Che cosa è? È un nuovo progetto per il 2013 concepito, per imitazione, dalla lettura di un post su Facebook, datato 19 dicembre u.s. con cui Downes condivideva l’idea di iniziare il proposito – una foto ogni giorno anche per il 2013 – e di aggregare le foto caricate dalle persone che decidono di partecipare. Attraverso il mio Reader ho scoperto che anche Gráinne Conole ha avviato un progetto analogo aderendo al gruppo Flickr creato da Ricardo Torres Kompen. In un breve lasso di tempo ho potuto appurare che il gruppo, a cui mi sono iscritta, si stava rapidamente irrobustendo.
Sono proprio contenta.
Perché è significativo per me? Mi entusiasma l’idea di avere un proposito su cui focalizzarmi. Mi stimola a osservare la realtà che mi circonda con occhio più attento, partecipe e selettivo, volendola catturare e poi condividere. Sì, anche la condivisione è per me importante; se considero, inoltre, che non ci sono ostacoli di lingua allora la partecipazione ad un progetto comune è ancora più irresitibile.

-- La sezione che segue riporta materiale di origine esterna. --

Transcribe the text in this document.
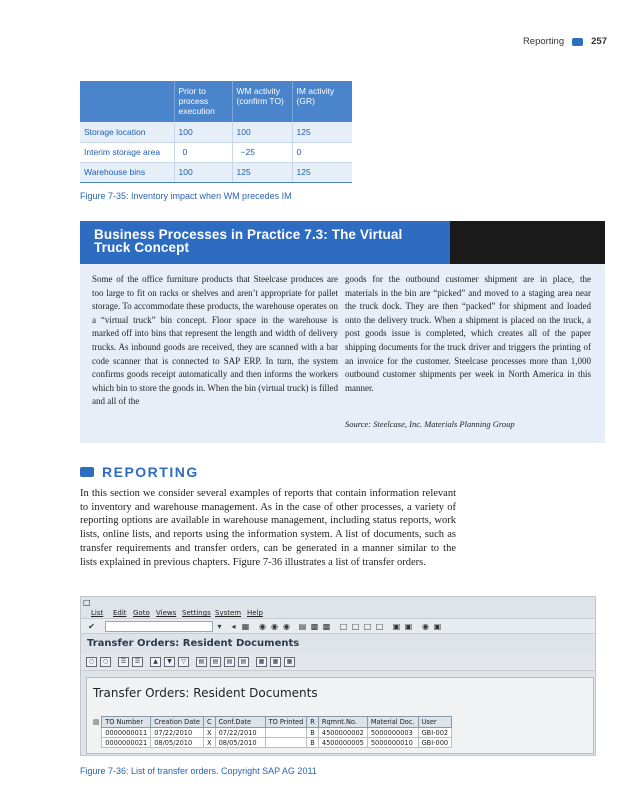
Reporting	257
	Prior to process execution	WM activity (confirm TO)	IM activity (GR)
Storage location	100	100	125
Interim storage area	0	−25	0
Warehouse bins	100	125	125
Figure 7-35: Inventory impact when WM precedes IM
Business Processes in Practice 7.3: The Virtual
Truck Concept
Some of the office furniture products that Steelcase produces are too large to fit on racks or shelves and aren’t appropriate for pallet storage. To accommodate these products, the warehouse operates on a “virtual truck” bin concept. Floor space in the warehouse is marked off into bins that represent the length and width of delivery trucks. As inbound goods are received, they are scanned with a bar code scanner that is connected to SAP ERP. In turn, the system confirms goods receipt automatically and then informs the workers which bin to store the goods in. When the bin (virtual truck) is filled and all of the
goods for the outbound customer shipment are in place, the materials in the bin are “picked” and moved to a staging area near the truck dock. They are then “packed” for shipment and loaded onto the delivery truck. When a shipment is placed on the truck, a post goods issue is completed, which creates all of the paper shipping documents for the truck driver and triggers the printing of an invoice for the customer. Steelcase processes more than 1,000 outbound customer shipments per week in North America in this manner.
Source: Steelcase, Inc. Materials Planning Group
REPORTING
In this section we consider several examples of reports that contain information relevant to inventory and warehouse management. As in the case of other processes, a variety of reporting options are available in warehouse management, including status reports, work lists, online lists, and reports using the information system. A list of documents, such as transfer requirements and transfer orders, can be generated in a manner similar to the lists explained in previous chapters. Figure 7-36 illustrates a list of transfer orders.
□
List Edit Goto Views Settings System Help
✔	▾	◂ ▦ ◉ ◉ ◉ ▤ ▩ ▩ □ □ □ □ ▣ ▣ ◉ ▣
Transfer Orders: Resident Documents
○	○	☰	☰	▲	▼	▽	▤	▤	▤	▤	▦	▦	▦
Transfer Orders: Resident Documents
▤	TO Number	Creation Date	C	Conf.Date	TO Printed	R	Rqmnt.No.	Material Doc.	User
	0000000011	07/22/2010	X	07/22/2010		B	4500000002	5000000003	GBI-002
	0000000021	08/05/2010	X	08/05/2010		B	4500000005	5000000010	GBI-000
Figure 7-36: List of transfer orders. Copyright SAP AG 2011
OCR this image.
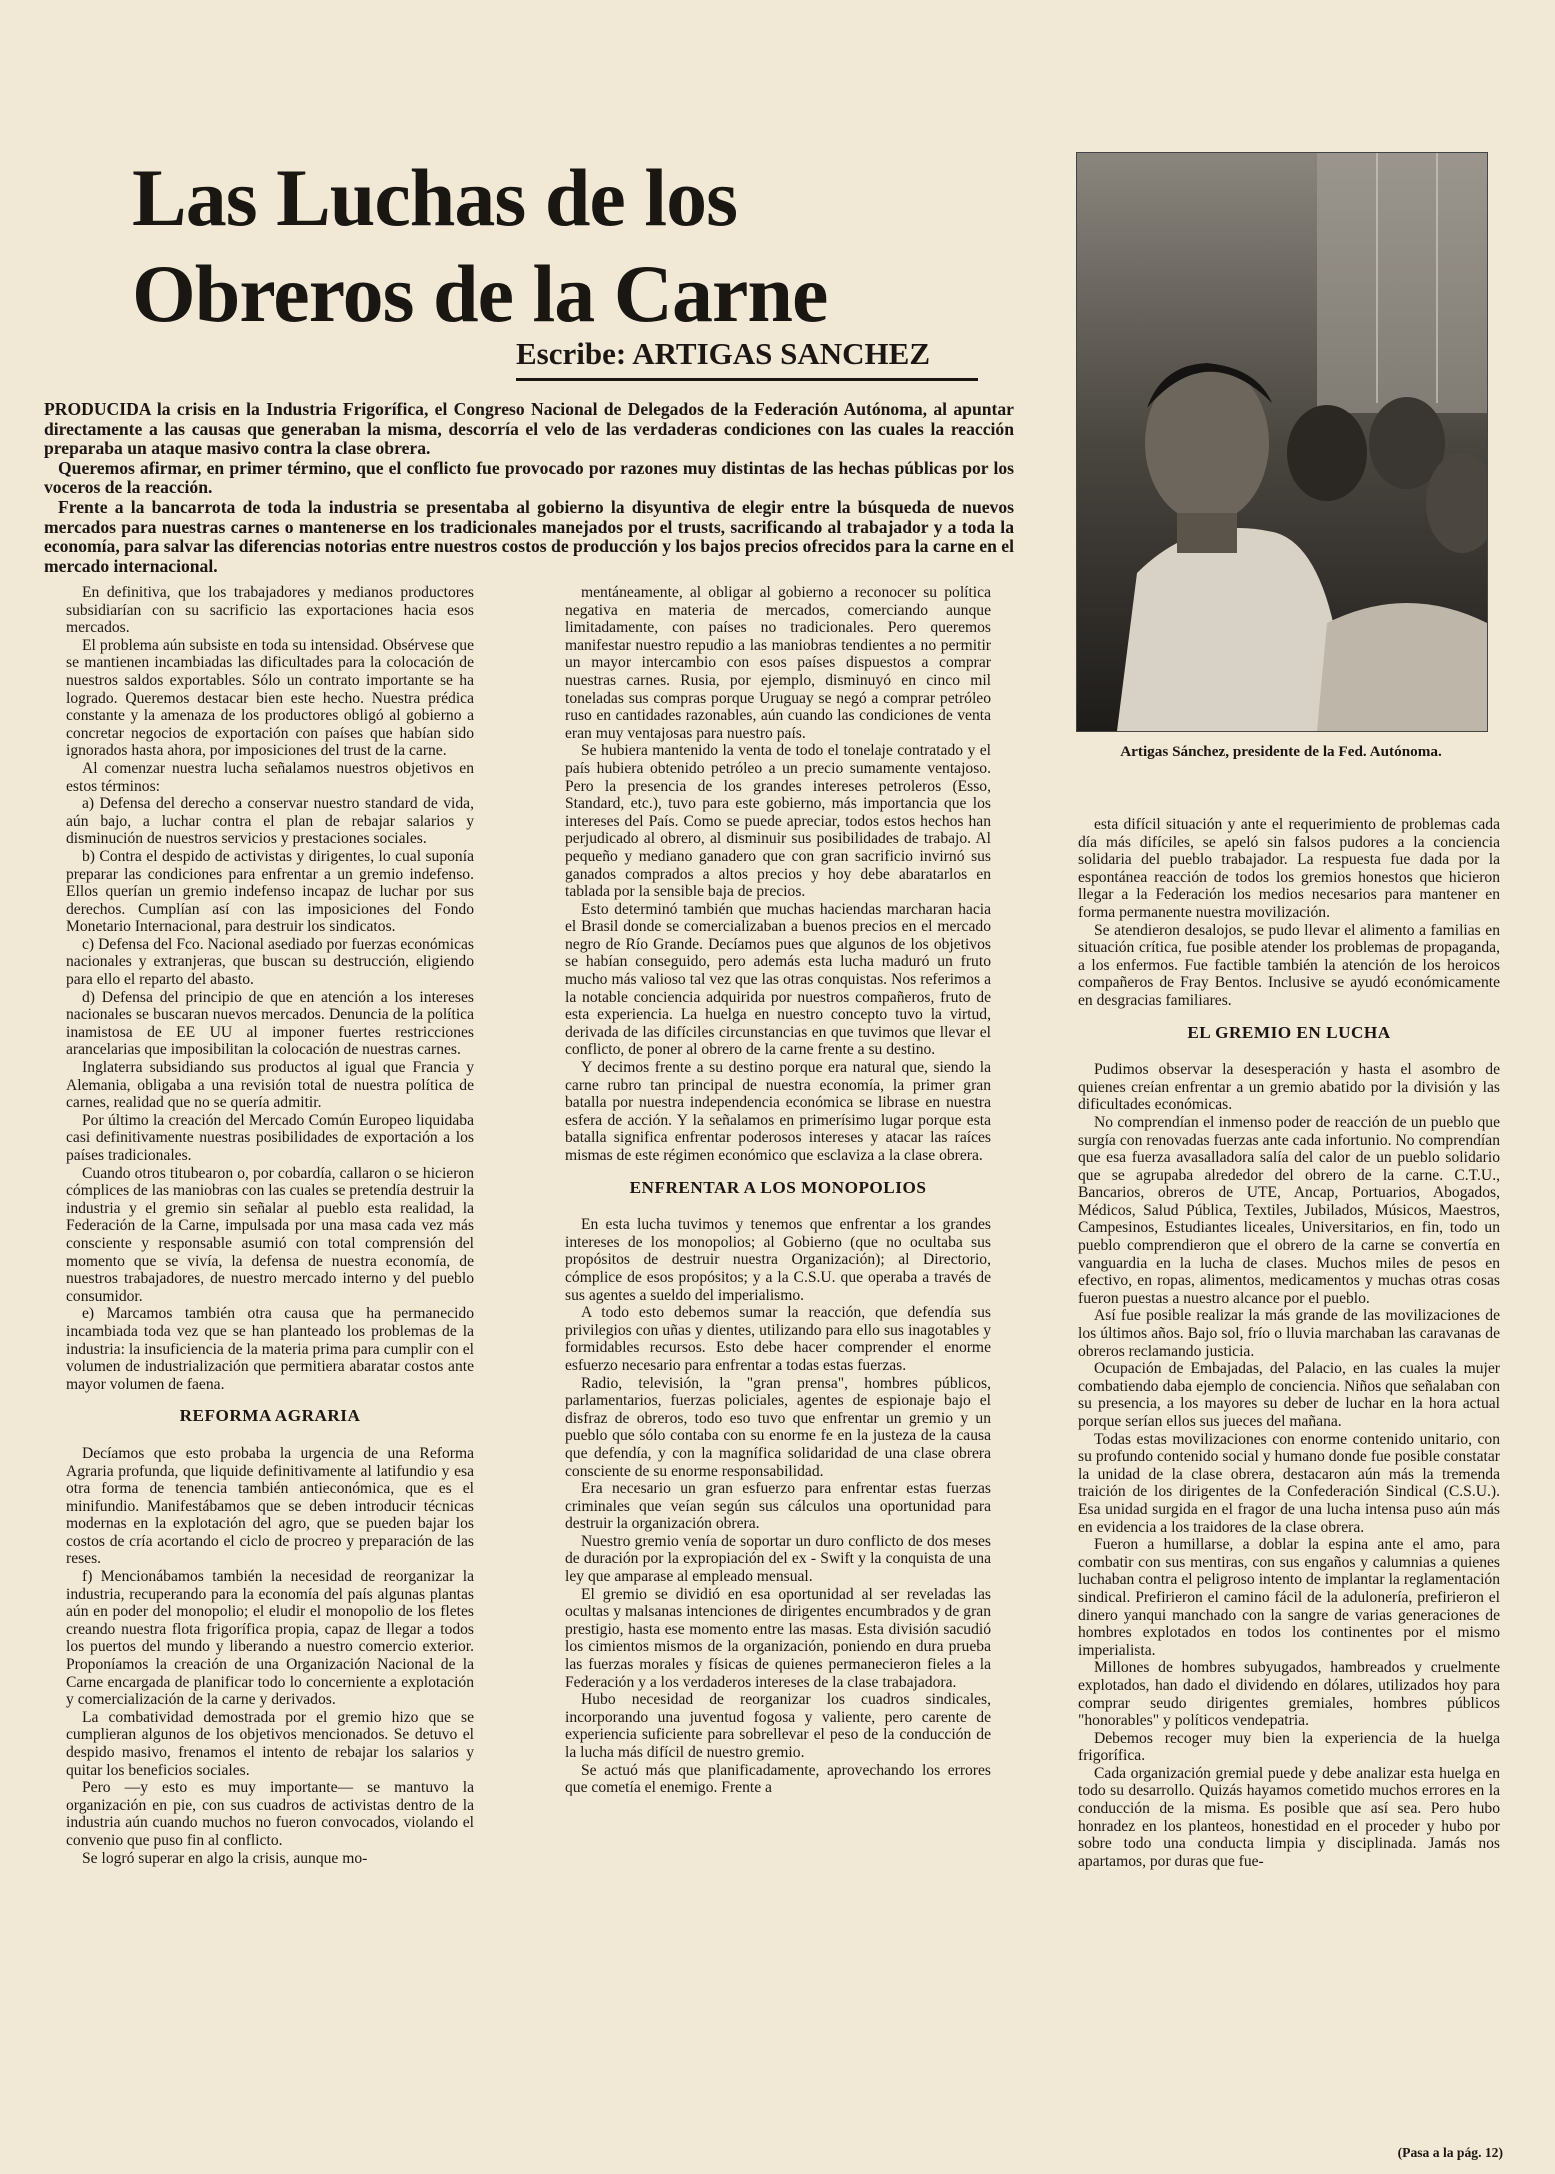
Las Luchas de los
Obreros de la Carne

Escribe: ARTIGAS SANCHEZ

PRODUCIDA la crisis en la Industria Frigorífica, el Congreso Nacional de Delegados de la Federación Autónoma, al apuntar directamente a las causas que generaban la misma, descorría el velo de las verdaderas condiciones con las cuales la reacción preparaba un ataque masivo contra la clase obrera.

Queremos afirmar, en primer término, que el conflicto fue provocado por razones muy distintas de las hechas públicas por los voceros de la reacción.

Frente a la bancarrota de toda la industria se presentaba al gobierno la disyuntiva de elegir entre la búsqueda de nuevos mercados para nuestras carnes o mantenerse en los tradicionales manejados por el trusts, sacrificando al trabajador y a toda la economía, para salvar las diferencias notorias entre nuestros costos de producción y los bajos precios ofrecidos para la carne en el mercado internacional.

Artigas Sánchez, presidente de la Fed. Autónoma.

En definitiva, que los trabajadores y medianos productores subsidiarían con su sacrificio las exportaciones hacia esos mercados.

El problema aún subsiste en toda su intensidad. Obsérvese que se mantienen incambiadas las dificultades para la colocación de nuestros saldos exportables. Sólo un contrato importante se ha logrado. Queremos destacar bien este hecho. Nuestra prédica constante y la amenaza de los productores obligó al gobierno a concretar negocios de exportación con países que habían sido ignorados hasta ahora, por imposiciones del trust de la carne.

Al comenzar nuestra lucha señalamos nuestros objetivos en estos términos:

a) Defensa del derecho a conservar nuestro standard de vida, aún bajo, a luchar contra el plan de rebajar salarios y disminución de nuestros servicios y prestaciones sociales.

b) Contra el despido de activistas y dirigentes, lo cual suponía preparar las condiciones para enfrentar a un gremio indefenso. Ellos querían un gremio indefenso incapaz de luchar por sus derechos. Cumplían así con las imposiciones del Fondo Monetario Internacional, para destruir los sindicatos.

c) Defensa del Fco. Nacional asediado por fuerzas económicas nacionales y extranjeras, que buscan su destrucción, eligiendo para ello el reparto del abasto.

d) Defensa del principio de que en atención a los intereses nacionales se buscaran nuevos mercados. Denuncia de la política inamistosa de EE UU al imponer fuertes restricciones arancelarias que imposibilitan la colocación de nuestras carnes.

Inglaterra subsidiando sus productos al igual que Francia y Alemania, obligaba a una revisión total de nuestra política de carnes, realidad que no se quería admitir.

Por último la creación del Mercado Común Europeo liquidaba casi definitivamente nuestras posibilidades de exportación a los países tradicionales.

Cuando otros titubearon o, por cobardía, callaron o se hicieron cómplices de las maniobras con las cuales se pretendía destruir la industria y el gremio sin señalar al pueblo esta realidad, la Federación de la Carne, impulsada por una masa cada vez más consciente y responsable asumió con total comprensión del momento que se vivía, la defensa de nuestra economía, de nuestros trabajadores, de nuestro mercado interno y del pueblo consumidor.

e) Marcamos también otra causa que ha permanecido incambiada toda vez que se han planteado los problemas de la industria: la insuficiencia de la materia prima para cumplir con el volumen de industrialización que permitiera abaratar costos ante mayor volumen de faena.

REFORMA AGRARIA

Decíamos que esto probaba la urgencia de una Reforma Agraria profunda, que liquide definitivamente al latifundio y esa otra forma de tenencia también antieconómica, que es el minifundio. Manifestábamos que se deben introducir técnicas modernas en la explotación del agro, que se pueden bajar los costos de cría acortando el ciclo de procreo y preparación de las reses.

f) Mencionábamos también la necesidad de reorganizar la industria, recuperando para la economía del país algunas plantas aún en poder del monopolio; el eludir el monopolio de los fletes creando nuestra flota frigorífica propia, capaz de llegar a todos los puertos del mundo y liberando a nuestro comercio exterior. Proponíamos la creación de una Organización Nacional de la Carne encargada de planificar todo lo concerniente a explotación y comercialización de la carne y derivados.

La combatividad demostrada por el gremio hizo que se cumplieran algunos de los objetivos mencionados. Se detuvo el despido masivo, frenamos el intento de rebajar los salarios y quitar los beneficios sociales.

Pero —y esto es muy importante— se mantuvo la organización en pie, con sus cuadros de activistas dentro de la industria aún cuando muchos no fueron convocados, violando el convenio que puso fin al conflicto.

Se logró superar en algo la crisis, aunque mo-

mentáneamente, al obligar al gobierno a reconocer su política negativa en materia de mercados, comerciando aunque limitadamente, con países no tradicionales. Pero queremos manifestar nuestro repudio a las maniobras tendientes a no permitir un mayor intercambio con esos países dispuestos a comprar nuestras carnes. Rusia, por ejemplo, disminuyó en cinco mil toneladas sus compras porque Uruguay se negó a comprar petróleo ruso en cantidades razonables, aún cuando las condiciones de venta eran muy ventajosas para nuestro país.

Se hubiera mantenido la venta de todo el tonelaje contratado y el país hubiera obtenido petróleo a un precio sumamente ventajoso. Pero la presencia de los grandes intereses petroleros (Esso, Standard, etc.), tuvo para este gobierno, más importancia que los intereses del País. Como se puede apreciar, todos estos hechos han perjudicado al obrero, al disminuir sus posibilidades de trabajo. Al pequeño y mediano ganadero que con gran sacrificio invirnó sus ganados comprados a altos precios y hoy debe abaratarlos en tablada por la sensible baja de precios.

Esto determinó también que muchas haciendas marcharan hacia el Brasil donde se comercializaban a buenos precios en el mercado negro de Río Grande. Decíamos pues que algunos de los objetivos se habían conseguido, pero además esta lucha maduró un fruto mucho más valioso tal vez que las otras conquistas. Nos referimos a la notable conciencia adquirida por nuestros compañeros, fruto de esta experiencia. La huelga en nuestro concepto tuvo la virtud, derivada de las difíciles circunstancias en que tuvimos que llevar el conflicto, de poner al obrero de la carne frente a su destino.

Y decimos frente a su destino porque era natural que, siendo la carne rubro tan principal de nuestra economía, la primer gran batalla por nuestra independencia económica se librase en nuestra esfera de acción. Y la señalamos en primerísimo lugar porque esta batalla significa enfrentar poderosos intereses y atacar las raíces mismas de este régimen económico que esclaviza a la clase obrera.

ENFRENTAR A LOS MONOPOLIOS

En esta lucha tuvimos y tenemos que enfrentar a los grandes intereses de los monopolios; al Gobierno (que no ocultaba sus propósitos de destruir nuestra Organización); al Directorio, cómplice de esos propósitos; y a la C.S.U. que operaba a través de sus agentes a sueldo del imperialismo.

A todo esto debemos sumar la reacción, que defendía sus privilegios con uñas y dientes, utilizando para ello sus inagotables y formidables recursos. Esto debe hacer comprender el enorme esfuerzo necesario para enfrentar a todas estas fuerzas.

Radio, televisión, la "gran prensa", hombres públicos, parlamentarios, fuerzas policiales, agentes de espionaje bajo el disfraz de obreros, todo eso tuvo que enfrentar un gremio y un pueblo que sólo contaba con su enorme fe en la justeza de la causa que defendía, y con la magnífica solidaridad de una clase obrera consciente de su enorme responsabilidad.

Era necesario un gran esfuerzo para enfrentar estas fuerzas criminales que veían según sus cálculos una oportunidad para destruir la organización obrera.

Nuestro gremio venía de soportar un duro conflicto de dos meses de duración por la expropiación del ex - Swift y la conquista de una ley que amparase al empleado mensual.

El gremio se dividió en esa oportunidad al ser reveladas las ocultas y malsanas intenciones de dirigentes encumbrados y de gran prestigio, hasta ese momento entre las masas. Esta división sacudió los cimientos mismos de la organización, poniendo en dura prueba las fuerzas morales y físicas de quienes permanecieron fieles a la Federación y a los verdaderos intereses de la clase trabajadora.

Hubo necesidad de reorganizar los cuadros sindicales, incorporando una juventud fogosa y valiente, pero carente de experiencia suficiente para sobrellevar el peso de la conducción de la lucha más difícil de nuestro gremio.

Se actuó más que planificadamente, aprovechando los errores que cometía el enemigo. Frente a

esta difícil situación y ante el requerimiento de problemas cada día más difíciles, se apeló sin falsos pudores a la conciencia solidaria del pueblo trabajador. La respuesta fue dada por la espontánea reacción de todos los gremios honestos que hicieron llegar a la Federación los medios necesarios para mantener en forma permanente nuestra movilización.

Se atendieron desalojos, se pudo llevar el alimento a familias en situación crítica, fue posible atender los problemas de propaganda, a los enfermos. Fue factible también la atención de los heroicos compañeros de Fray Bentos. Inclusive se ayudó económicamente en desgracias familiares.

EL GREMIO EN LUCHA

Pudimos observar la desesperación y hasta el asombro de quienes creían enfrentar a un gremio abatido por la división y las dificultades económicas.

No comprendían el inmenso poder de reacción de un pueblo que surgía con renovadas fuerzas ante cada infortunio. No comprendían que esa fuerza avasalladora salía del calor de un pueblo solidario que se agrupaba alrededor del obrero de la carne. C.T.U., Bancarios, obreros de UTE, Ancap, Portuarios, Abogados, Médicos, Salud Pública, Textiles, Jubilados, Músicos, Maestros, Campesinos, Estudiantes liceales, Universitarios, en fin, todo un pueblo comprendieron que el obrero de la carne se convertía en vanguardia en la lucha de clases. Muchos miles de pesos en efectivo, en ropas, alimentos, medicamentos y muchas otras cosas fueron puestas a nuestro alcance por el pueblo.

Así fue posible realizar la más grande de las movilizaciones de los últimos años. Bajo sol, frío o lluvia marchaban las caravanas de obreros reclamando justicia.

Ocupación de Embajadas, del Palacio, en las cuales la mujer combatiendo daba ejemplo de conciencia. Niños que señalaban con su presencia, a los mayores su deber de luchar en la hora actual porque serían ellos sus jueces del mañana.

Todas estas movilizaciones con enorme contenido unitario, con su profundo contenido social y humano donde fue posible constatar la unidad de la clase obrera, destacaron aún más la tremenda traición de los dirigentes de la Confederación Sindical (C.S.U.). Esa unidad surgida en el fragor de una lucha intensa puso aún más en evidencia a los traidores de la clase obrera.

Fueron a humillarse, a doblar la espina ante el amo, para combatir con sus mentiras, con sus engaños y calumnias a quienes luchaban contra el peligroso intento de implantar la reglamentación sindical. Prefirieron el camino fácil de la adulonería, prefirieron el dinero yanqui manchado con la sangre de varias generaciones de hombres explotados en todos los continentes por el mismo imperialista.

Millones de hombres subyugados, hambreados y cruelmente explotados, han dado el dividendo en dólares, utilizados hoy para comprar seudo dirigentes gremiales, hombres públicos "honorables" y políticos vendepatria.

Debemos recoger muy bien la experiencia de la huelga frigorífica.

Cada organización gremial puede y debe analizar esta huelga en todo su desarrollo. Quizás hayamos cometido muchos errores en la conducción de la misma. Es posible que así sea. Pero hubo honradez en los planteos, honestidad en el proceder y hubo por sobre todo una conducta limpia y disciplinada. Jamás nos apartamos, por duras que fue-

(Pasa a la pág. 12)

Conservo ancora foto e diapositive scattate più di trent’anni fa, ritraggono per lo più foto di paesaggi, di fiori, di viaggi, meno frequentemente persone. Raramente le riprendo in mano per riesaminarle e descrivere le circostanze nelle quali sono state realizzate: è troppo macchinoso e dispendioso in termini di energie recuperare il materiale,  far funzionare il proiettore e tutto l’ambaradan.
Due estati fa mi ero riproposta di scansionare le foto di famiglia di cui io sono la depositaria, ma dopo un lungo lavoro, avendo cambiato computer, ho dovuto abbandonare l’idea essendomi trovata col problema dell’incompatibilità tra software. Quelle foto scansionate ora sono conservate nella memoria del pc che saggiamente non ho scartato, in attesa di una soluzione. Chissà che prima o poi non riesca a trovare qualcuno che mi possa indicare la strada da percorrere per riappropriarmi di quelle immagini già digitalizzate.